Most of my friends, and many of my colleagues, would identify themselves as liberal or liberal-minded. As a result, it wouldn't be unusual for them to discount (or reject) the views of a noted conservative—say Dick Cheney or Sean Hannity—almost out of hand.
It was even hard for many to admit that George W. Bush's oil paintings were "decent," as The New York Times wrote. (But not without adding "unsetlling.") Would they say the same about Maira Kalman's brilliantly quirky portraits?
This Pavlovian response happens on both sides of the aisle, of course. Attribute any quote* to Democrats Nancy Pelosi, Al Franken or Hillary Clinton and most conservatives will come out swinging, regardless of the statement.
And that brings me to the headline of this blog: What if Al Gore hadn't been the evangelist for our planet's "Inconvenient Truth"? Would climate change still have become such a polarizing and political issue? Would we be doing more to correct it?
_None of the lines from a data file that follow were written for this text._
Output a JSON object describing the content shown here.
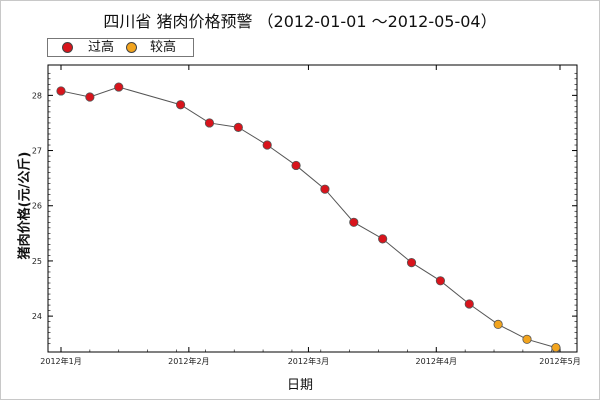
{
  "chart_data": {
    "type": "line",
    "title": "四川省 猪肉价格预警  （2012-01-01 ～2012-05-04）",
    "xlabel": "日期",
    "ylabel": "猪肉价格(元/公斤)",
    "x_tick_labels": [
      "2012年1月",
      "2012年2月",
      "2012年3月",
      "2012年4月",
      "2012年5月"
    ],
    "y_ticks": [
      24,
      25,
      26,
      27,
      28
    ],
    "legend": [
      {
        "label": "过高",
        "color": "#d8141c"
      },
      {
        "label": "较高",
        "color": "#f2a41e"
      }
    ],
    "line_color": "#555555",
    "series": [
      {
        "x": [
          "2012-01-01",
          "2012-01-08",
          "2012-01-15",
          "2012-01-30",
          "2012-02-06",
          "2012-02-13",
          "2012-02-20",
          "2012-02-27",
          "2012-03-05",
          "2012-03-12",
          "2012-03-19",
          "2012-03-26",
          "2012-04-02",
          "2012-04-09",
          "2012-04-16",
          "2012-04-23",
          "2012-04-30"
        ],
        "values": [
          28.08,
          27.97,
          28.15,
          27.83,
          27.5,
          27.42,
          27.1,
          26.73,
          26.3,
          25.7,
          25.4,
          24.97,
          24.64,
          24.22,
          23.85,
          23.58,
          23.43
        ],
        "level": [
          "过高",
          "过高",
          "过高",
          "过高",
          "过高",
          "过高",
          "过高",
          "过高",
          "过高",
          "过高",
          "过高",
          "过高",
          "过高",
          "过高",
          "较高",
          "较高",
          "较高"
        ]
      }
    ]
  }
}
The former Democratic Vice President deserves praise for bringing the global challenge to the forefront, but I would argue that he's also the unfortunate reason that we became—and remain—so dangerously divided on the issue.
When it comes to persuasion, the message bearer is as important as the message—perhaps even more important in an increasingly opinion-by-proxy world. ("I believe it, because people whom I know and like said it.")
It's time for for environmental advocates to recruit new message-bearers with a new message that transcends politics. For starters, let's stop calling the people we're trying to persuade "stupid."
* Idea for a research study: Assemble a mix of statements about different issues and attribute the the quotes to different liberal or conservative leaders. Would research participants judge the statements more or less favorably depending on their political affiliation and the person to whom the quote is attributed.
MONEY AS THE MESSAGE BEARER (5/8/14, CNBC): "Climate change is having a direct impact on the business community and the bottom line. That is an important point—it not an environmental subject, it is an economic subject," Trevor Maynard, head of exposure management at Lloyd's of London, told CNBC this week.